3 Pancakes Problem 
You have 3 pancakes in a stack. 1 is burned on both sides, 1 burned on
  1 side, 1 burned on no sides. What is P(burned on other side — burned
  on the top)?

Intuition (which is always suspect in probability questions) tells me that the answer should be 1/2, as you only have 2 pancakes that are burned on 1 side, and of that 2, only 1 is both on both sides.  Googling tells me some ppl think it's 1/2, some think it's 2/3 (http://forums.xkcd.com/viewtopic.php?t=568)
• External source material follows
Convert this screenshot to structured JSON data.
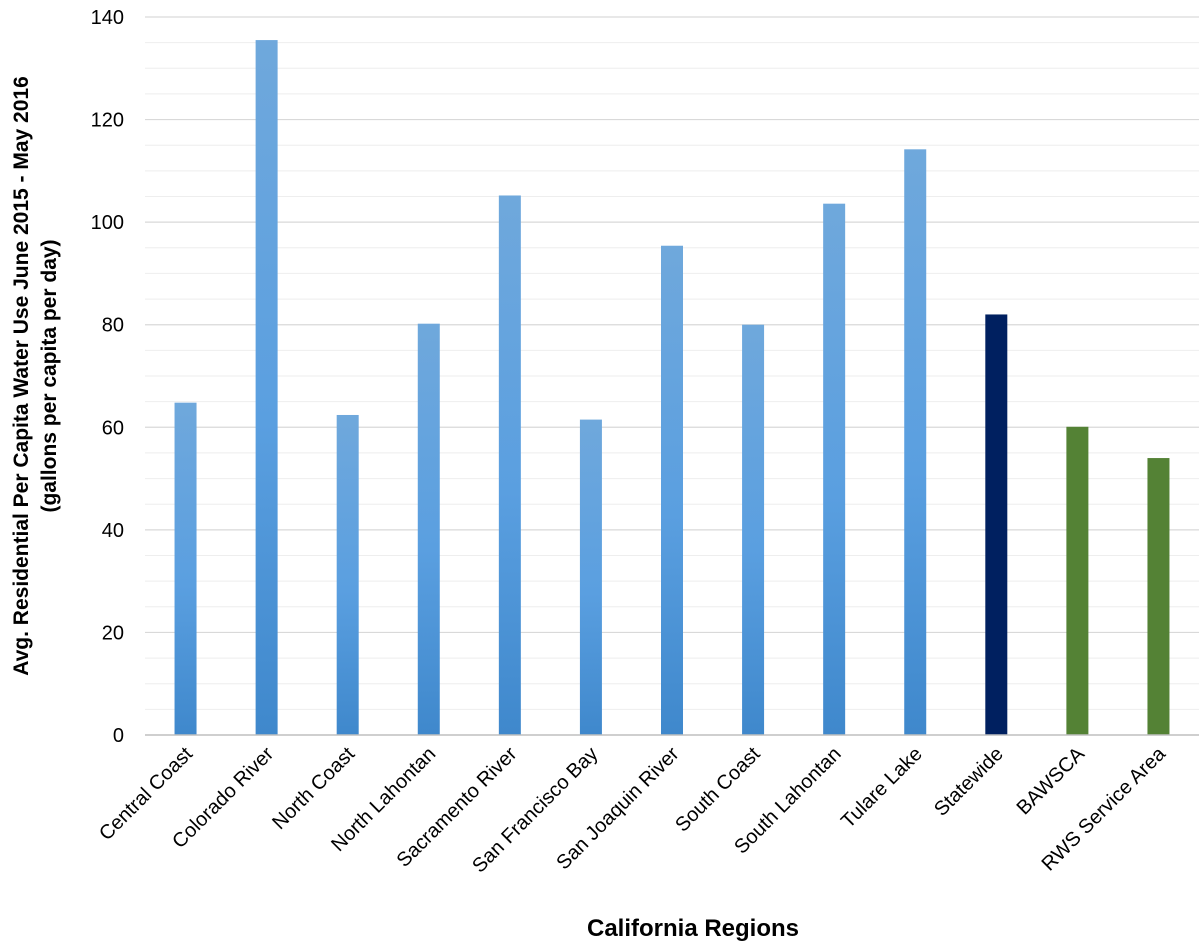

I'm trying to apply Bayes rule to this problem but am finding it a bit tricky, can someone show me the working?
 A: If you are serevd a random pancake in a random orientation, then each of the burnt sides occurs with equal probability as top side. But in two out of these three cases, the other side is burnt as well, so the answer is $\frac 23$.
To argue with Bayes, note that $P(\text{burnt-top}|A)=0$, $P(\text{burnt-top}|B)=\frac12$, $P(\text{burnt-top}|C)=1$ where $A,B,C$ are the three pancakes.
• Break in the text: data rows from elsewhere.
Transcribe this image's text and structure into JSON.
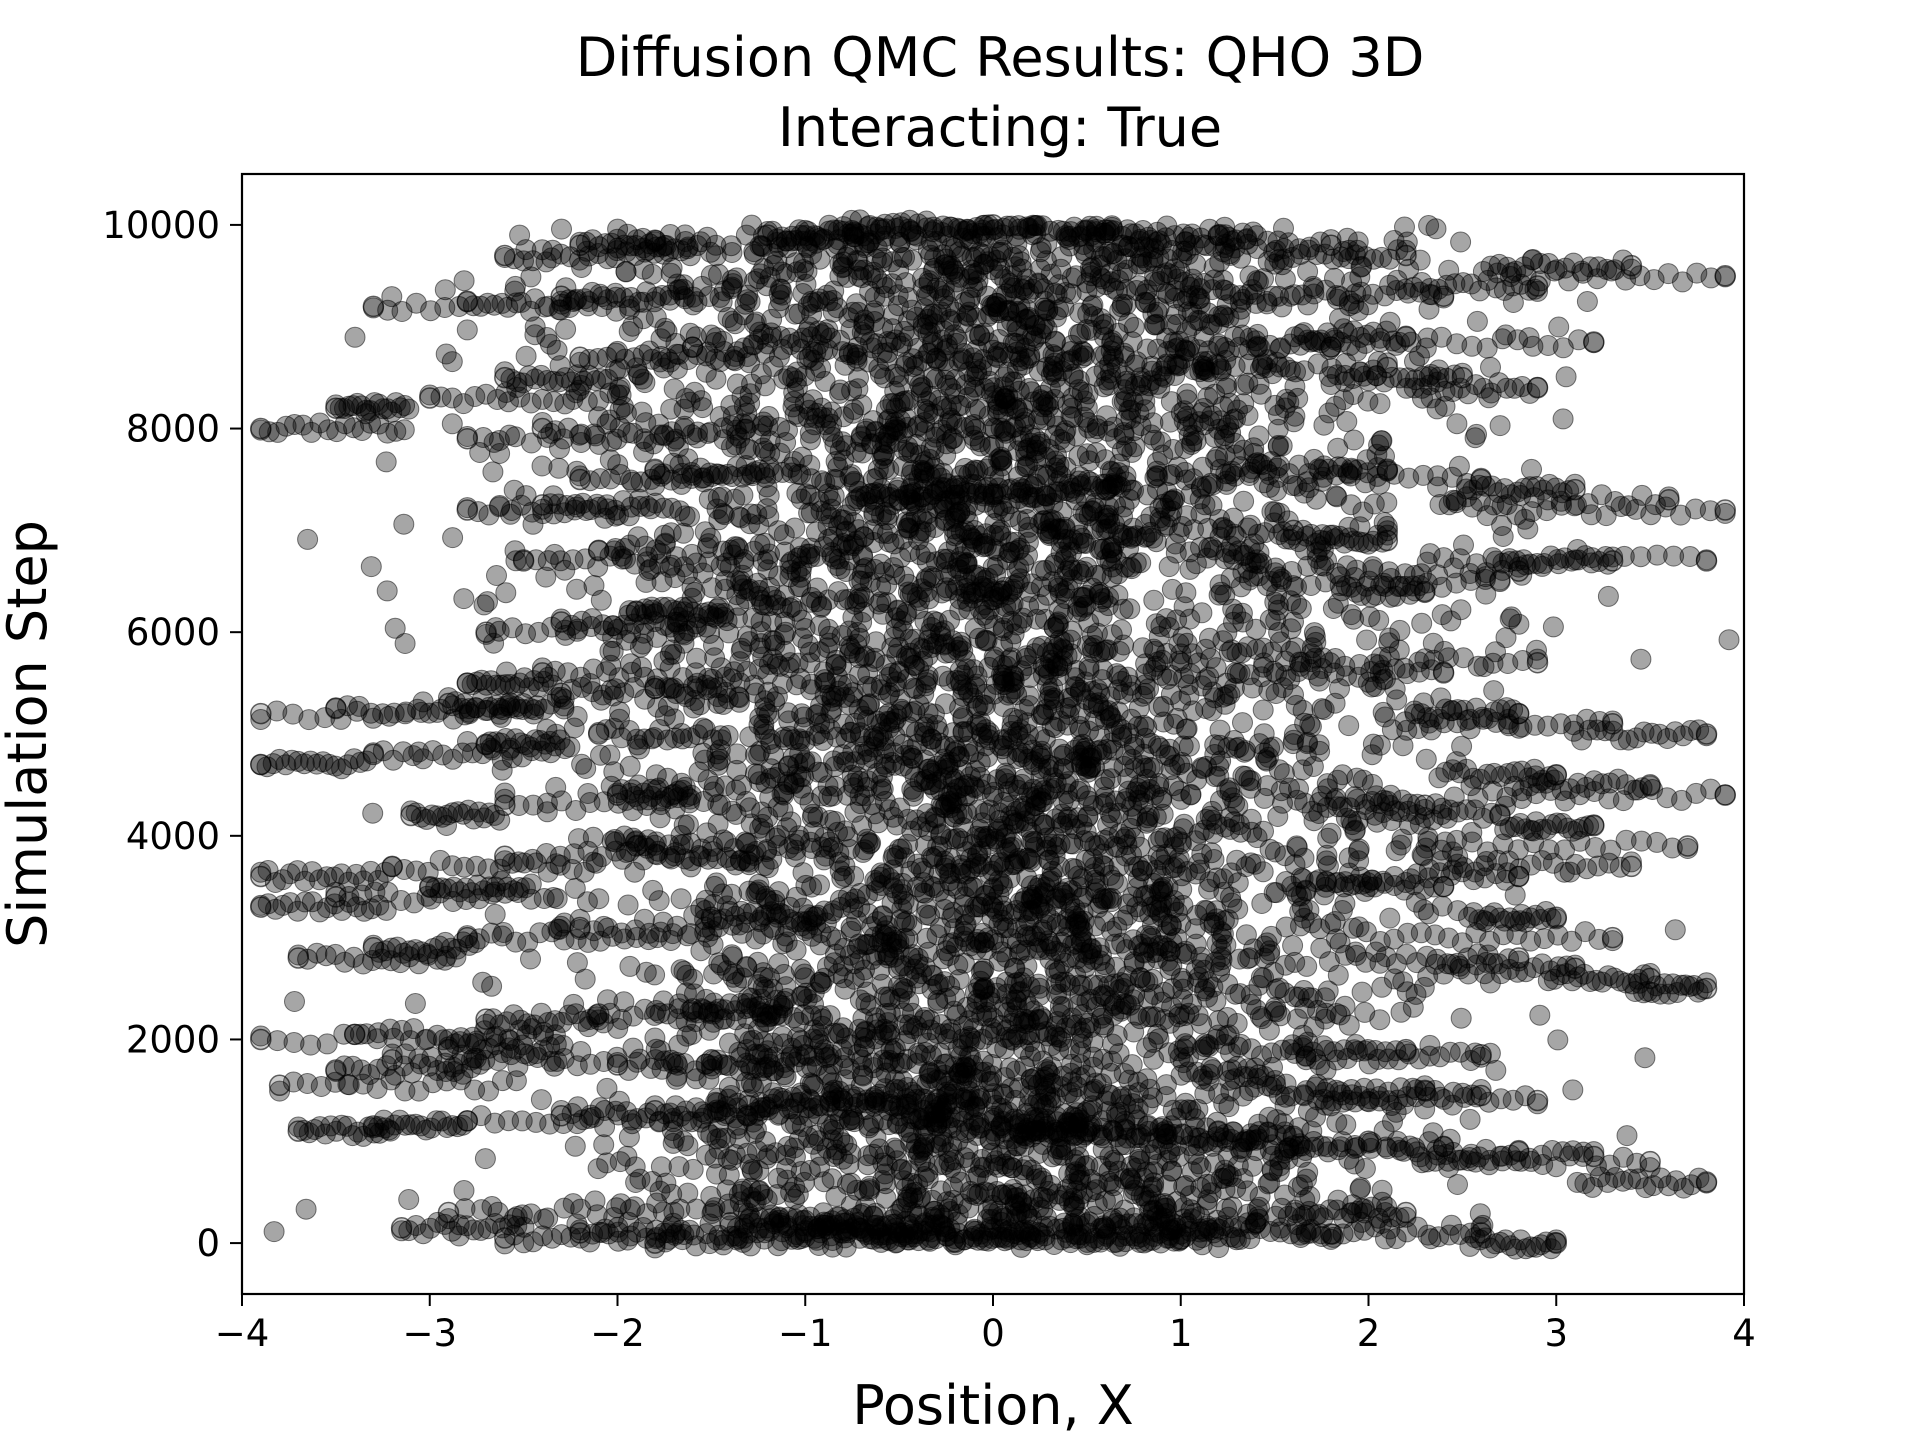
{
  "chart_data": {
    "type": "scatter",
    "title": "Diffusion QMC Results: QHO 3D",
    "subtitle": "Interacting: True",
    "xlabel": "Position, X",
    "ylabel": "Simulation Step",
    "xlim": [
      -4,
      4
    ],
    "ylim": [
      -500,
      10500
    ],
    "xticks": [
      -4,
      -3,
      -2,
      -1,
      0,
      1,
      2,
      3,
      4
    ],
    "xtick_labels": [
      "−4",
      "−3",
      "−2",
      "−1",
      "0",
      "1",
      "2",
      "3",
      "4"
    ],
    "yticks": [
      0,
      2000,
      4000,
      6000,
      8000,
      10000
    ],
    "ytick_labels": [
      "0",
      "2000",
      "4000",
      "6000",
      "8000",
      "10000"
    ],
    "grid": false,
    "marker": "circle",
    "marker_color": "#000000",
    "marker_alpha": 0.2,
    "series": [
      {
        "points": [
          [
            -3.15,
            150
          ],
          [
            -2.9,
            300
          ],
          [
            -2.6,
            50
          ],
          [
            -2.2,
            100
          ],
          [
            -1.8,
            0
          ],
          [
            -1.4,
            200
          ],
          [
            -1.0,
            120
          ],
          [
            -0.6,
            80
          ],
          [
            -0.2,
            10
          ],
          [
            0.2,
            60
          ],
          [
            0.6,
            150
          ],
          [
            1.0,
            40
          ],
          [
            1.4,
            200
          ],
          [
            1.8,
            90
          ],
          [
            2.2,
            300
          ],
          [
            2.6,
            100
          ],
          [
            3.0,
            0
          ],
          [
            3.8,
            600
          ],
          [
            3.5,
            800
          ],
          [
            3.2,
            850
          ],
          [
            2.8,
            900
          ],
          [
            2.4,
            950
          ],
          [
            2.0,
            1000
          ],
          [
            1.6,
            1050
          ],
          [
            1.2,
            1100
          ],
          [
            -3.7,
            1100
          ],
          [
            -3.3,
            1150
          ],
          [
            -2.8,
            1200
          ],
          [
            -2.3,
            1250
          ],
          [
            -1.8,
            1300
          ],
          [
            -1.3,
            1350
          ],
          [
            -0.8,
            1400
          ],
          [
            2.9,
            1400
          ],
          [
            2.6,
            1450
          ],
          [
            2.3,
            1500
          ],
          [
            -3.8,
            1550
          ],
          [
            -3.5,
            1700
          ],
          [
            -3.2,
            1800
          ],
          [
            -2.9,
            1900
          ],
          [
            -2.0,
            1750
          ],
          [
            -1.5,
            1800
          ],
          [
            2.6,
            1850
          ],
          [
            2.2,
            1900
          ],
          [
            -3.9,
            2000
          ],
          [
            -3.4,
            2050
          ],
          [
            -2.7,
            2200
          ],
          [
            -2.1,
            2250
          ],
          [
            -1.6,
            2300
          ],
          [
            3.8,
            2500
          ],
          [
            3.5,
            2600
          ],
          [
            3.1,
            2700
          ],
          [
            2.8,
            2800
          ],
          [
            -3.7,
            2800
          ],
          [
            -3.3,
            2900
          ],
          [
            -2.8,
            3000
          ],
          [
            -2.2,
            3100
          ],
          [
            -1.5,
            3200
          ],
          [
            3.3,
            3000
          ],
          [
            3.0,
            3200
          ],
          [
            -3.9,
            3300
          ],
          [
            -3.5,
            3400
          ],
          [
            -3.0,
            3500
          ],
          [
            2.4,
            3500
          ],
          [
            2.8,
            3600
          ],
          [
            3.4,
            3700
          ],
          [
            -3.9,
            3600
          ],
          [
            -3.2,
            3700
          ],
          [
            -2.6,
            3800
          ],
          [
            -1.9,
            3900
          ],
          [
            3.7,
            3900
          ],
          [
            3.2,
            4100
          ],
          [
            2.7,
            4200
          ],
          [
            2.3,
            4300
          ],
          [
            -3.1,
            4200
          ],
          [
            -2.6,
            4300
          ],
          [
            -2.0,
            4400
          ],
          [
            3.9,
            4400
          ],
          [
            3.5,
            4500
          ],
          [
            3.0,
            4600
          ],
          [
            -3.9,
            4700
          ],
          [
            -3.3,
            4800
          ],
          [
            -2.7,
            4900
          ],
          [
            -2.1,
            5000
          ],
          [
            3.8,
            5000
          ],
          [
            3.3,
            5100
          ],
          [
            2.8,
            5200
          ],
          [
            -3.9,
            5200
          ],
          [
            -3.5,
            5250
          ],
          [
            -2.9,
            5300
          ],
          [
            -2.3,
            5400
          ],
          [
            -1.8,
            5450
          ],
          [
            2.4,
            5600
          ],
          [
            2.9,
            5700
          ],
          [
            -2.8,
            5500
          ],
          [
            -2.4,
            5600
          ],
          [
            -2.7,
            6000
          ],
          [
            -2.3,
            6100
          ],
          [
            -1.9,
            6200
          ],
          [
            2.3,
            6400
          ],
          [
            2.7,
            6500
          ],
          [
            -2.5,
            6700
          ],
          [
            -2.1,
            6800
          ],
          [
            2.8,
            6600
          ],
          [
            3.3,
            6700
          ],
          [
            3.8,
            6700
          ],
          [
            2.1,
            6900
          ],
          [
            1.6,
            7000
          ],
          [
            -2.8,
            7200
          ],
          [
            -2.4,
            7250
          ],
          [
            3.9,
            7200
          ],
          [
            3.6,
            7300
          ],
          [
            3.1,
            7400
          ],
          [
            2.6,
            7500
          ],
          [
            2.1,
            7600
          ],
          [
            -2.2,
            7500
          ],
          [
            -1.8,
            7600
          ],
          [
            -2.8,
            7900
          ],
          [
            -2.4,
            8000
          ],
          [
            2.9,
            8400
          ],
          [
            2.5,
            8500
          ],
          [
            2.1,
            8600
          ],
          [
            -3.9,
            8000
          ],
          [
            -3.5,
            8200
          ],
          [
            -3.0,
            8300
          ],
          [
            -2.6,
            8500
          ],
          [
            -2.2,
            8700
          ],
          [
            -1.6,
            8800
          ],
          [
            1.8,
            8800
          ],
          [
            2.2,
            8900
          ],
          [
            3.2,
            8850
          ],
          [
            -3.3,
            9200
          ],
          [
            -2.8,
            9250
          ],
          [
            -2.3,
            9300
          ],
          [
            3.9,
            9500
          ],
          [
            3.4,
            9600
          ],
          [
            2.9,
            9400
          ],
          [
            2.4,
            9300
          ],
          [
            -2.6,
            9700
          ],
          [
            -2.2,
            9800
          ],
          [
            -1.8,
            9850
          ],
          [
            -1.2,
            9900
          ],
          [
            -0.6,
            9950
          ],
          [
            0.0,
            10000
          ],
          [
            0.6,
            9950
          ],
          [
            1.2,
            9900
          ],
          [
            1.8,
            9800
          ],
          [
            2.2,
            9700
          ],
          [
            -0.5,
            7300
          ],
          [
            0.0,
            7350
          ],
          [
            0.6,
            7400
          ],
          [
            -0.3,
            1150
          ],
          [
            0.5,
            1100
          ]
        ]
      }
    ]
  }
}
If $P(A)=P(B)=P(C)=\frac13$, you obtain
$P(B|\text{burnt-top})=\frac13 $ and $P(C|\text{burnt-top})=\frac23 $ from Bayes:
$$ P(B|\text{burnt-top})=\frac{P(\text{burnt-top}|B)P(B)}{P(\text{burnt-top})}=\frac{P(\text{burnt-top}|B)P(B)}{(P(\text{burnt-top}|A)P(A)+P(\text{burnt-top}|B)P(B)+P(\text{burnt-top}|C)P(C))}=\frac{\frac12\cdot\frac13}{0+\frac16+\frac13}.$$
Since (given a burnt top) the distinction burnt vs. non-burnt bottom is precisely that between $C$ and $B$, the answer to the original question is - again - $\frac23$.
A: There are six possibilities: Three pancakes, and seeing the one of either side of that pancake. Since you saw one side was burned, that narrows it down to three possibilities: You're seeing the burnt side of the black/white pancake, you're seeing one burnt side of the black/black pancake, or you're seeing the other burnt side of the black/black pancake. The probability is then $\frac{2}{3}$ that the other side is also black.